Don’t limit yourself to successes.
We all like success stories, especially when they’re our own. We love to celebrate when our team or someone on it succeeds, but do we value the failures as highly? Often these are the lessons and advice that no one wants to learn from, but they’re a crucial part of the creative ideation process. Nothing tells you what could work more than finding out what doesn’t. The more you can separate what won’t be effective, the more you can focus on the right answer. Experimenting in the creative process is essential, and digging into the reason why someone wouldn’t/didn’t work is crucial to a trajectory of continuous improvement.
Don’t just share your successes, share where you’ve failed, what didn’t work, and why. Show people that you value them enough to prevent them from having to make the same creative mistakes that you did. Providing a place of trust and honesty is so valuable in a vulnerable team environment. If people don’t feel it’s safe to fail, they’ll always be hesitant to take risks, and risks are what keep us pushing forward. Give your team the gift of going second in sharing their failures—for me, that is collaboration.
Sharing may result in stealing.
And that’s ok. Your ideas may get taken when you share, but isn’t the purpose of a team to run with the best idea possible? If you’re keeping great ideas to yourself you’re not only cheating your team, you’re cheating yourself. Our ideas can feel like our currency in a creative world, we can feel like it’s what gives us value.

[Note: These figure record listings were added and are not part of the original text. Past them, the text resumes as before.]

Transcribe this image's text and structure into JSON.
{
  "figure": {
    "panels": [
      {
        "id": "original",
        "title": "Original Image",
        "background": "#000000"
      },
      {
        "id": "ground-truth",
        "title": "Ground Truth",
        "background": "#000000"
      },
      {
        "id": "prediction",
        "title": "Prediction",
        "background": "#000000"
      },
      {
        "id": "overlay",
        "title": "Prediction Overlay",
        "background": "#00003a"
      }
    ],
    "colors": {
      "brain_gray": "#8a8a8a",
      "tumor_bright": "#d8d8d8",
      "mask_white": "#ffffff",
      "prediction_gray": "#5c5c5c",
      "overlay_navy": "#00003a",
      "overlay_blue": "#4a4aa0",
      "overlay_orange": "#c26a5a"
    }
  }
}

It’s not about us, it’s about our team. Giving away your ideas keeps you creating by forcing you to come up with new ones. If you always live in the world of giving away your best ideas, you’ll always be looking for another one, in which case everyone wins. Giving away what you think is your best idea often is what makes room for your next one. Creating a culture where there is value to giving away your ideas helps your team realize that it’s safe for them to give their best idea to you.
Sharing your thoughts on someone else’s work is essential to them improving. I can’t think of an instance when someone has given me brutally honest feedback on something and it didn’t make the design better. It can confirm a suspicion you were trying to ignore, or at least make you question the ‘why’ behind what you’re designing. The truth, the best, the greatest has nothing to hide. Question everything and naturally the greatest ideas will float to the top.
We all have places books where we go to be inspired. For some it’s a location, being around certain people, a folder you have stashed in Dropbox, Dribbble, or some other well-curated website of visual goodness. While it’s tempting to hoard that inspiration to yourself, we have to share it. We’re in this together, and what good are we if we don’t keep the greater goal in mind. Akin to the idea of sharing your ideas, it gets the best ideas out there, keeping you on a constant pursuit for what’s next. That my friends is what keeps you innovating, what keeps you searching, learning, experimenting.
Don’t just work beside the people, work with them and learn from them. Being a part of team can be the most valuable asset of a creative, don’t squander the opportunity to improve with the help of those around you by trying to go it alone.